The rediscovery of classical thinking during the Renaissance led to the
formation of the “ethnocentric western culture” that liberals love to
demonize. The foundation of Western culture is the reliance of reason
rather than faith to find out the basic facts of reality. By the use of
reason, great thinkers like Thomas Aquinas, Francois Voltaire, John
Locke, Adam Smith, and Thomas Jefferson, discovered that man had certain
unalienable rights, among them the rights to life, liberty, property,
and the pursuit of happiness. While the Islamic world plunged ever
deeper into the stagnation of religious fundamentalism, the great minds
of Europe and America woke up and asserted the right of every man to
live for his own sake, and the proper function of government as an
obedient servant, not master of the people. They recognized that
voluntary trade to mutual benefit was superior to slavery and servitude,
whether to a king or to a mob. When the Founders established the United
States of America, they set up the greatest experiment in history to
test their newly-found values. The experiment, for a while at least, was
a great success. The civilized world experienced never-before seen
prosperity, economic growth, and increases in the longevity and quality
of life. Religion did not die out in the West, but the Founders
recognized that the role of government was to protect men’s rights, not
to enforce morality, and allowed men to their own meaning in the
universe. Western civilization was far from perfect: slavery, war, and
suffering persisted -- but to the extent that men recognized the right
of every person to his own life, their societies flourished.
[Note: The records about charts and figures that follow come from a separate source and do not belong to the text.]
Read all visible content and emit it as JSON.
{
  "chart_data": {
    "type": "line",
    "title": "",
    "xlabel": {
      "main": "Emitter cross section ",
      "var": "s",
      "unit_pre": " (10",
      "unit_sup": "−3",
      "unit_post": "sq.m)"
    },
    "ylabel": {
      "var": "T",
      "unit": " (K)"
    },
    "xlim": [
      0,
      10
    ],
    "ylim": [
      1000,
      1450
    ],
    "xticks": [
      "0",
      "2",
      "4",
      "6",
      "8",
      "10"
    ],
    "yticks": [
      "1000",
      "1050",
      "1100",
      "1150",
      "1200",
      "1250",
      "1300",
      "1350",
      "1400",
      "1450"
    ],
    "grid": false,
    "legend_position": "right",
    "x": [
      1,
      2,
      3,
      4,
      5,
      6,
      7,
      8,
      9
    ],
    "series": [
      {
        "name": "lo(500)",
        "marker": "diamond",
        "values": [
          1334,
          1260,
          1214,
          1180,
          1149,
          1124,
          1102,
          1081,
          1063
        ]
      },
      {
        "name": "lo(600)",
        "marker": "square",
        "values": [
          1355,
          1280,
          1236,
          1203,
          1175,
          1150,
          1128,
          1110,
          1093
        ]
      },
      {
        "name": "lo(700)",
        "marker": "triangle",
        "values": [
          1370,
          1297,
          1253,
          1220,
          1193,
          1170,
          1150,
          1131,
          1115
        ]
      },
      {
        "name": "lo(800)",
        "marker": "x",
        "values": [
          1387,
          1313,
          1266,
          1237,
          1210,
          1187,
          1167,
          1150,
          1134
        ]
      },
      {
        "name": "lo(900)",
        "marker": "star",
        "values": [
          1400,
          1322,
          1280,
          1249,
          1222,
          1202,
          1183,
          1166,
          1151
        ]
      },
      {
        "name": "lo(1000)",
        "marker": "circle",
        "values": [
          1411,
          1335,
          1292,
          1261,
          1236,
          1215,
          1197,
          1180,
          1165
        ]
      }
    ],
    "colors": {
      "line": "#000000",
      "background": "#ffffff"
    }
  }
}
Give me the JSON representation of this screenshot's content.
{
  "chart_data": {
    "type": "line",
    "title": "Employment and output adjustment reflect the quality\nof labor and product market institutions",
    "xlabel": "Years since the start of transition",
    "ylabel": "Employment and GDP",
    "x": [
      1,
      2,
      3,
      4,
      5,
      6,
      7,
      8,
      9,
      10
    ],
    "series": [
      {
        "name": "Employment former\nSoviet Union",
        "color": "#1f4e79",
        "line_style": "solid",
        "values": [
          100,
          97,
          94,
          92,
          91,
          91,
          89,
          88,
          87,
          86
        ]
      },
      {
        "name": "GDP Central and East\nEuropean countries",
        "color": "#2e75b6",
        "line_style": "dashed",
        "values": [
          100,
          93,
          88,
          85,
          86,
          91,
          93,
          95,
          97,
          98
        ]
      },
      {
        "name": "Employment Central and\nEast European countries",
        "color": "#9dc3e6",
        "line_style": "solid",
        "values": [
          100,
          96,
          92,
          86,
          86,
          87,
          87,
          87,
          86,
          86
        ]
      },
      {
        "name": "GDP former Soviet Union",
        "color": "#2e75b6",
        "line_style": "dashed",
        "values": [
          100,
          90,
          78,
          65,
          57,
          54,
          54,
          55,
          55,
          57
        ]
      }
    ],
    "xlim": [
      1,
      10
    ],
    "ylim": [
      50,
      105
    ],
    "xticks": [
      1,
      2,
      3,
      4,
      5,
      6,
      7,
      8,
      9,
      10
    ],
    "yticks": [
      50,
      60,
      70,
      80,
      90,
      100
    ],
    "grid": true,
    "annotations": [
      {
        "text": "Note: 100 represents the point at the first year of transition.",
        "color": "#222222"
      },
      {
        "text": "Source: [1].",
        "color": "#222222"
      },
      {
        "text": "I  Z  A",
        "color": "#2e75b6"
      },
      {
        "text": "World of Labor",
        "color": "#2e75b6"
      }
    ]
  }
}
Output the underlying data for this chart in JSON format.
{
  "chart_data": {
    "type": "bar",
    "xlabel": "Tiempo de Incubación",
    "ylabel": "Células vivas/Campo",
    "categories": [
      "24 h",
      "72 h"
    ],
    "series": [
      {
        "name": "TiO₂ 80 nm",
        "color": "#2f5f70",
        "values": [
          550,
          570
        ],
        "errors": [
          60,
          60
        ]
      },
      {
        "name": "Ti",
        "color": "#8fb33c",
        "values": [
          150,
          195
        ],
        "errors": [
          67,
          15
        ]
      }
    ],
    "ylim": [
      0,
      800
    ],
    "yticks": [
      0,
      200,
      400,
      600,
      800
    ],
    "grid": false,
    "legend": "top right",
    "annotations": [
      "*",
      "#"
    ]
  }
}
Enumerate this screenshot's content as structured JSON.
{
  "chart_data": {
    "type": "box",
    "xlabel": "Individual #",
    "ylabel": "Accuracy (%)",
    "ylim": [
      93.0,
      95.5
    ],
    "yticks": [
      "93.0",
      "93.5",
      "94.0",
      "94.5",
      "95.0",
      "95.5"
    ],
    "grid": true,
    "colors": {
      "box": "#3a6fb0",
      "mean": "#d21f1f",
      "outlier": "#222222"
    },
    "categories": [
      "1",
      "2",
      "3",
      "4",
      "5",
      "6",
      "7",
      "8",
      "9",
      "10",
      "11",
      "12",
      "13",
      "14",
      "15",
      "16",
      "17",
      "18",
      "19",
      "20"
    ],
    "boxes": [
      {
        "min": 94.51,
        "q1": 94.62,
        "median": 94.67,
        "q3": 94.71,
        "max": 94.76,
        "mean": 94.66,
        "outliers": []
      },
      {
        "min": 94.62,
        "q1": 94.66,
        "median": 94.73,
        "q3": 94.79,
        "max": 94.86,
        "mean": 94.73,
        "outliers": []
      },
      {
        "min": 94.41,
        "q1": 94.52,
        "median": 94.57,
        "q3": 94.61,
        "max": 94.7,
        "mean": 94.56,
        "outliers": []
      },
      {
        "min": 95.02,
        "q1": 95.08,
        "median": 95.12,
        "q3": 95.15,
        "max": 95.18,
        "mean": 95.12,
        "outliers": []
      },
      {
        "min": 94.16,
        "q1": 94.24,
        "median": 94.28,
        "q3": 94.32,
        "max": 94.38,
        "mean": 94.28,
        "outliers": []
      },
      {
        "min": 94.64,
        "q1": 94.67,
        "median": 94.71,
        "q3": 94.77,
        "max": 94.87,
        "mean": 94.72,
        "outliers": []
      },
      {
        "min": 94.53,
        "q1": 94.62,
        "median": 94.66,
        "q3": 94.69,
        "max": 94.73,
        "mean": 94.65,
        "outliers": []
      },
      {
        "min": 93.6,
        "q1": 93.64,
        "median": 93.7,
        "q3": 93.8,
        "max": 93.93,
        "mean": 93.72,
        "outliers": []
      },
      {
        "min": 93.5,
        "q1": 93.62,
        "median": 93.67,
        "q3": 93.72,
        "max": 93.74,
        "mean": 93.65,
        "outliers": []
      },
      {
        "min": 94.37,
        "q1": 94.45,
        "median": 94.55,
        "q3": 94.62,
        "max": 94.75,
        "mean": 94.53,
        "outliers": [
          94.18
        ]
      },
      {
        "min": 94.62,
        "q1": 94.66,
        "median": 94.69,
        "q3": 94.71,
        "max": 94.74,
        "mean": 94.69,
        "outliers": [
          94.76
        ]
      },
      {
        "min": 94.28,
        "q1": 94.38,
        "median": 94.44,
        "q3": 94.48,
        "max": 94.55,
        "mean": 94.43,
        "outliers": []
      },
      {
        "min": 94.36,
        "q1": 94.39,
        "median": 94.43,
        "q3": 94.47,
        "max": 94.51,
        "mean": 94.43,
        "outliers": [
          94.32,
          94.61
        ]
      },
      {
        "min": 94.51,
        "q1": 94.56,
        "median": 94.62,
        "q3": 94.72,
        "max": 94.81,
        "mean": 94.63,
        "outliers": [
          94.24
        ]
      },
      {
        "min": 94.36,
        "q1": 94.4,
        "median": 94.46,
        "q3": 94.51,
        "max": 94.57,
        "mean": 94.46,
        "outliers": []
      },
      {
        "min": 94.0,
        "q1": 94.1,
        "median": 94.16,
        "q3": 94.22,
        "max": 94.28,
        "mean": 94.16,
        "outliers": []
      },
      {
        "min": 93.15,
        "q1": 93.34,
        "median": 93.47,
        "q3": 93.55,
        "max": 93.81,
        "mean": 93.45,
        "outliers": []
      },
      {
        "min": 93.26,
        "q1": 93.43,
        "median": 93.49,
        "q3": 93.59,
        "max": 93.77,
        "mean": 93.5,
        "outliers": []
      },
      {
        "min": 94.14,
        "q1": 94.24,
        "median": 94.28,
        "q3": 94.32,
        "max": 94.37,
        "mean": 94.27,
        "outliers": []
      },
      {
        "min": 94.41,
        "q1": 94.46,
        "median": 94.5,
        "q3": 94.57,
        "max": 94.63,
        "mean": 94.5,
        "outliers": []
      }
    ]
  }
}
This is then, the “Western imperialism” that liberals condemn as
inferior and destructive to the “fragile” Iraqi culture. McDonalds and
KFC are the products of a wealthy society, one that is able to
mass-produce cheap, dependable goods more efficiently and safer than
ever before. Certainly, fast food may not be good for one’s health – but
the rapid growth of low-fat items on menus and health-oriented
franchises like Subway shows that the markets respond to consumer
demand. Peter Cook, an organizer with a radical pacifist group claims
that “Iraqis have really good food, they don't need a KFC” – but is he
worried that Iraqis will be dragged into KFC at gunpoint and traditional
eating venues bombed into extinction? No, he is scared stiff that Iraqis
will choose to eat cheaper, safer, and yes, even healthier food paid by
productive and free Iraqi workers, rather than thrown the scraps of
international handouts after their dictator decided which city was going
to starve that day for not bowing down to his regime.

The pacifists are clearly not concerned about Iraqi civilians. They did
not care about the millions who died under Saddam’s brutal regime, and
they do not wish to bring Iraqis the values that brought the Western
world out of the Dark Ages and into the light of liberty and prosperity.
They volunteered as human shields to protect Saddam’s weapons factories,
but they now wish for Americans to get out of Iraq without restoring
order or reconstruction by turning over Iraq to the incompetent and
corrupt hands of the UN. Now that they have failed to keep the United
States from asserting the right to its own existence (albeit weakly),
they seek to prevent the United States from asserting the values that
give us the right to that existence. Having failed to save the Iraqi
dictator, they seek to save the values that created him. They claim that
all cultures are equal, that even the claim that freedom is better than
slavery, prosperity is better than poverty, and life is better than
living death amounts to ethnocentric imperialism and racism. It is not
fast food that these peaceniks oppose, but civilization and life – as it
should be lived. They have made their stance clear. Let us now make ours.